Cela étant, nos négociateurs devraient réaliser que l’on a affaire à une Europe menacée par « le déclin économique et démographique sur toile de fond de crise politique et morale », de l’avis du grand géopoliticien François Heisbourg.
Bouleversements géopolitiques majeurs
Dans son livre récemment paru sous l’intitulé « Le temps des prédateurs »*, ce grand théoricien des relations internationales fait état d’une Europe fragilisée, qui peine à se défendre face à « ces nouveaux prédateurs que sont la Chine, désormais superpuissance consciente de son rang historique —, la Russie — insatisfaite de l’ordre postsoviétique sur le Vieux continent, et, les États-Unis », cette grande puissance soucieuse de préserver son hégémonie sur le monde.

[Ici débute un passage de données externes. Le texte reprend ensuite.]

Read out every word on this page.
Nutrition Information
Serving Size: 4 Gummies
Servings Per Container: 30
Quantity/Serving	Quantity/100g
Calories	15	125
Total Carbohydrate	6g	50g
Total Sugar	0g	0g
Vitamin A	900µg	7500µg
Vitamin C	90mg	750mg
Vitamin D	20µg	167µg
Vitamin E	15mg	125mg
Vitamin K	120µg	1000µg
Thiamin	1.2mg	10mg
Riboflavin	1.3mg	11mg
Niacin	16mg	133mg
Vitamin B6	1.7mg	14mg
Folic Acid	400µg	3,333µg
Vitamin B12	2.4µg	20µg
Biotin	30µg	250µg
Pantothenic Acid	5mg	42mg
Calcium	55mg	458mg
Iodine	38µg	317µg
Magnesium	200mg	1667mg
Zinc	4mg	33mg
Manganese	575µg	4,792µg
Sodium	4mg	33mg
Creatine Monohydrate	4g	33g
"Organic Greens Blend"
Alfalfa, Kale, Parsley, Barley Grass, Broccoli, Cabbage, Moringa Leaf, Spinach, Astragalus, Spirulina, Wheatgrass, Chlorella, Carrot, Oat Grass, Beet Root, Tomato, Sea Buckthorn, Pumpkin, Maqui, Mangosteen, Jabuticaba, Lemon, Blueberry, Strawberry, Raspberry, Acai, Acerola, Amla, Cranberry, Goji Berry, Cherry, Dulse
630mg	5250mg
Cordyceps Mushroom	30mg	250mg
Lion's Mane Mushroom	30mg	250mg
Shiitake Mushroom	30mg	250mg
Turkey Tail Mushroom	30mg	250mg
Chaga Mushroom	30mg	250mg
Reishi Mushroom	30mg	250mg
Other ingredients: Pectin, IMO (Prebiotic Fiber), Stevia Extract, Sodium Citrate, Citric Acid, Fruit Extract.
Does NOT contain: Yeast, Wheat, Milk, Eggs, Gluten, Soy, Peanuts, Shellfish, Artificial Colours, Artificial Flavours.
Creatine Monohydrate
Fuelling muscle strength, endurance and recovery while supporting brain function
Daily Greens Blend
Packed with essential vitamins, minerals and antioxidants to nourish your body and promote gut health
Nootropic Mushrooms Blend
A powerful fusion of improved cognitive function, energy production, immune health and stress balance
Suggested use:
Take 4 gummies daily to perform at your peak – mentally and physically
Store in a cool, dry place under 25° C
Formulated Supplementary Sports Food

Pour revenir au cas tunisien et afin de mener les négociations comme il se doit, on est donc tenu de garder à l’esprit que l’on a affaire à « des acteurs européens passés de prédateurs à proies », mais aussi et surtout que la Tunisie a des atouts majeurs.
Parmi ces atouts, figure en premier son appartenance à un continent qui se veut l’avenir de l’économie mondiale, d’après les géo-stratèges les plus en vue. Les pistes à explorer et les choix à privilégier pourraient être africains. Car l’Afrique, c’est bientôt une population de plus de 2 milliards d’hommes et une classe moyenne de plus de 300 millions de consommateurs, selon des statistiques officielles. Et si les grandes puissances continuent à se bousculer aux portes d’un continent qui ne cesse d’attiser les convoitises, c’est que son attrait est irrésistible.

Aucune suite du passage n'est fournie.